The crowd on Palm Sunday was not wrong to want a king. They were wrong to tell the King who he was supposed to be.
All of us do that. We come to God with our expectations, our prayers that sound like instructions, our worship that has conditions attached to it. Then, when God shows up as himself rather than as our projection, we feel betrayed.
The invitation this Palm Sunday is not complicated. Stop negotiating with the real God and start getting to know him. The Jesus who rode into Jerusalem that day knew the week ahead. He knew about the garden, the arrest, the trial, the nails, the tomb. He rode in anyway.

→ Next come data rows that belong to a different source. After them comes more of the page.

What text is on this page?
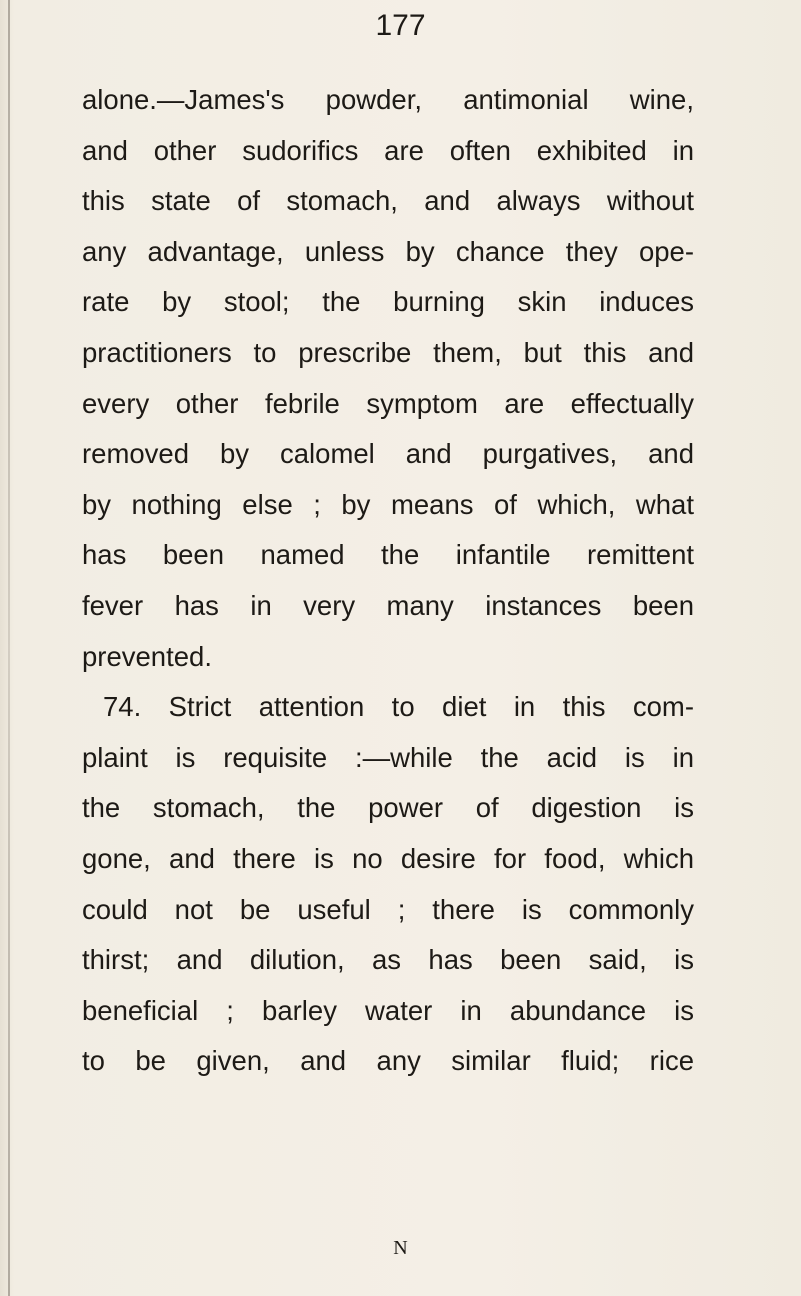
177
alone.—James's powder, antimonial wine,
and other sudorifics are often exhibited in
this state of stomach, and always without
any advantage, unless by chance they ope-
rate by stool; the burning skin induces
practitioners to prescribe them, but this and
every other febrile symptom are effectually
removed by calomel and purgatives, and
by nothing else ; by means of which, what
has been named the infantile remittent
fever has in very many instances been
prevented.
74. Strict attention to diet in this com-
plaint is requisite :—while the acid is in
the stomach, the power of digestion is
gone, and there is no desire for food, which
could not be useful ; there is commonly
thirst; and dilution, as has been said, is
beneficial ; barley water in abundance is
to be given, and any similar fluid; rice
N
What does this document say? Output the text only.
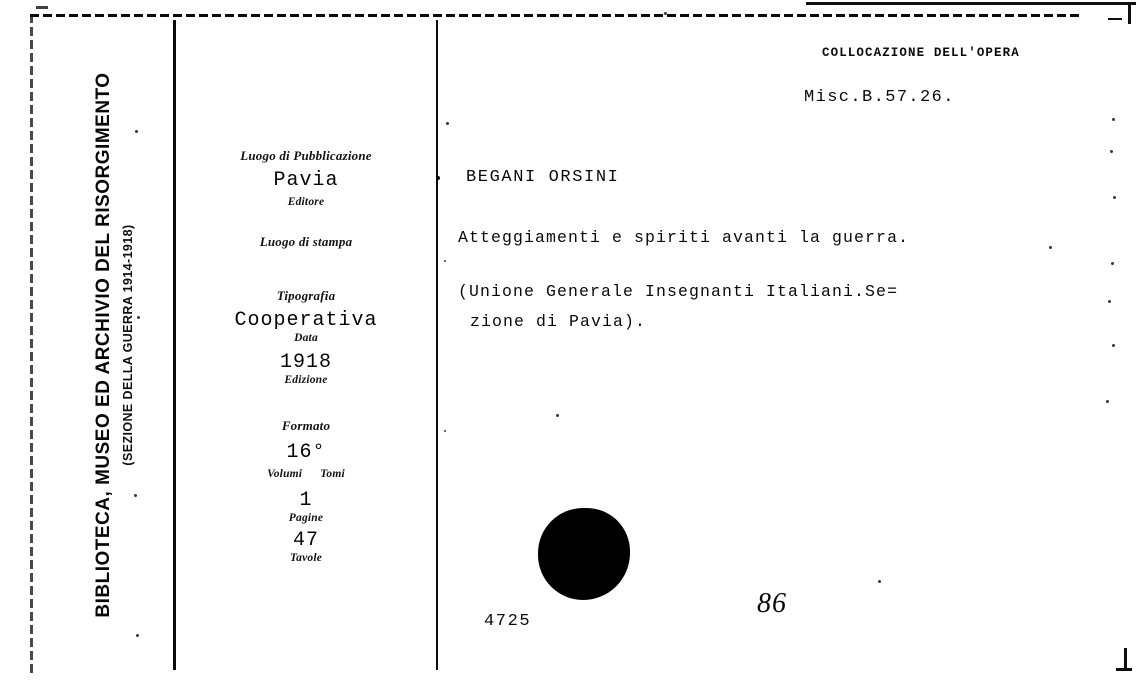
BIBLIOTECA, MUSEO ED ARCHIVIO DEL RISORGIMENTO (SEZIONE DELLA GUERRA 1914-1918)
Luogo di Pubblicazione
Pavia
Editore
Luogo di stampa
Tipografia
Cooperativa
Data
1918
Edizione
Formato
16°
Volumi Tomi
1
Pagine
47
Tavole
COLLOCAZIONE DELL'OPERA
Misc.B.57.26.
BEGANI ORSINI
Atteggiamenti e spiriti avanti la guerra.
(Unione Generale Insegnanti Italiani.Se=
zione di Pavia).
4725
86
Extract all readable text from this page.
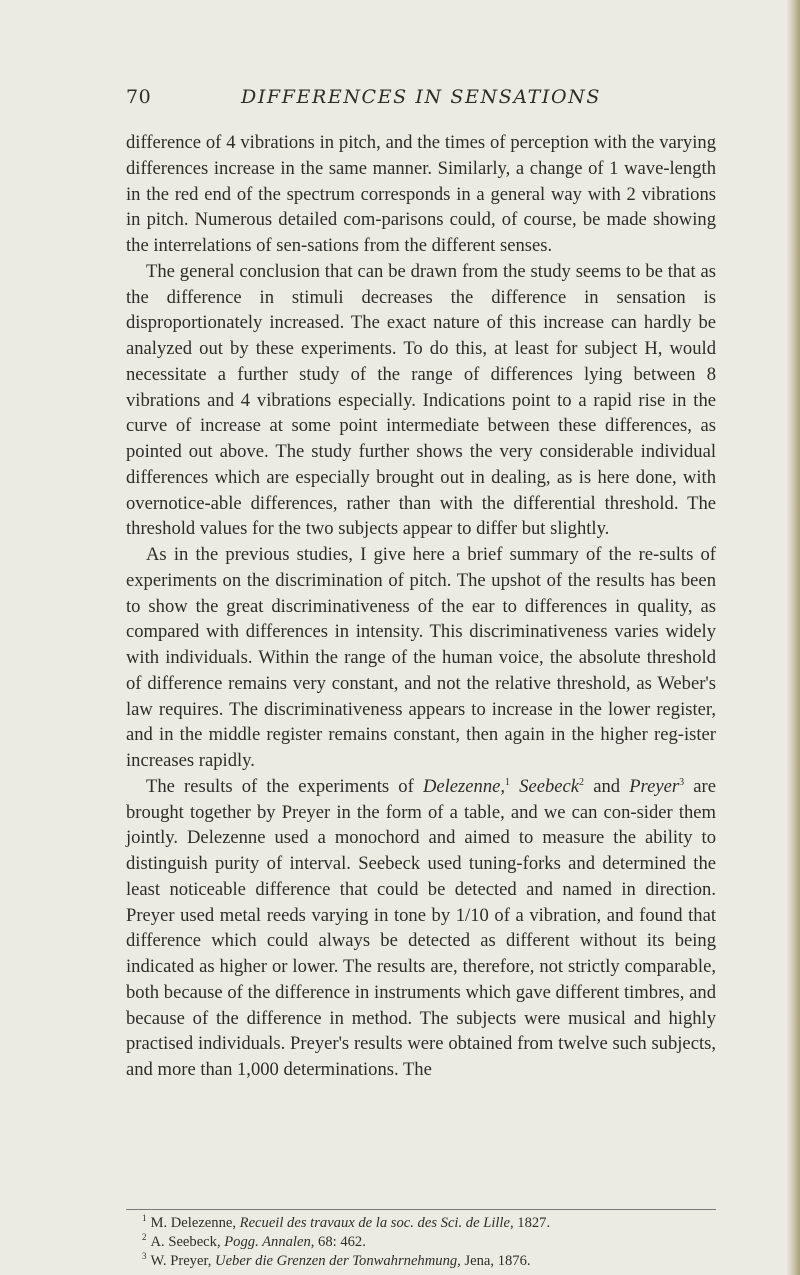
70	DIFFERENCES IN SENSATIONS

difference of 4 vibrations in pitch, and the times of perception with the varying differences increase in the same manner. Similarly, a change of 1 wave-length in the red end of the spectrum corresponds in a general way with 2 vibrations in pitch. Numerous detailed com-parisons could, of course, be made showing the interrelations of sen-sations from the different senses.

The general conclusion that can be drawn from the study seems to be that as the difference in stimuli decreases the difference in sensation is disproportionately increased. The exact nature of this increase can hardly be analyzed out by these experiments. To do this, at least for subject H, would necessitate a further study of the range of differences lying between 8 vibrations and 4 vibrations especially. Indications point to a rapid rise in the curve of increase at some point intermediate between these differences, as pointed out above. The study further shows the very considerable individual differences which are especially brought out in dealing, as is here done, with overnotice-able differences, rather than with the differential threshold. The threshold values for the two subjects appear to differ but slightly.

As in the previous studies, I give here a brief summary of the re-sults of experiments on the discrimination of pitch. The upshot of the results has been to show the great discriminativeness of the ear to differences in quality, as compared with differences in intensity. This discriminativeness varies widely with individuals. Within the range of the human voice, the absolute threshold of difference remains very constant, and not the relative threshold, as Weber's law requires. The discriminativeness appears to increase in the lower register, and in the middle register remains constant, then again in the higher reg-ister increases rapidly.

The results of the experiments of Delezenne,$^1$ Seebeck$^2$ and Preyer$^3$ are brought together by Preyer in the form of a table, and we can con-sider them jointly. Delezenne used a monochord and aimed to measure the ability to distinguish purity of interval. Seebeck used tuning-forks and determined the least noticeable difference that could be detected and named in direction. Preyer used metal reeds varying in tone by 1/10 of a vibration, and found that difference which could always be detected as different without its being indicated as higher or lower. The results are, therefore, not strictly comparable, both because of the difference in instruments which gave different timbres, and because of the difference in method. The subjects were musical and highly practised individuals. Preyer's results were obtained from twelve such subjects, and more than 1,000 determinations. The

$^1$ M. Delezenne, Recueil des travaux de la soc. des Sci. de Lille, 1827.
$^2$ A. Seebeck, Pogg. Annalen, 68: 462.
$^3$ W. Preyer, Ueber die Grenzen der Tonwahrnehmung, Jena, 1876.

Not because it was easy. Because you were worth it. Because the gap between the God we invented and the God who actually loves us is exactly the distance Jesus was willing to travel.
Next Sunday is Easter. Easter is God's final answer to every false, small, reduced version of himself the world has ever invented.
We are about to take communion together. The bread and the cup are not symbols of a comfortable, easy, manageable faith. They are the evidence that the real God showed up, refused to be anything less than fully himself, and paid a price none of us could afford. This table is a reminder that God is greater than our expectations. The table does not ask you to have it all figured out. It asks you to come honestly, to come surrendered, and to encounter not the version of Jesus you carried in here, but the one who has been waiting for you all along. Today, approach the table and get to know the real God who loved you enough to call you his friend and lay down his life for you.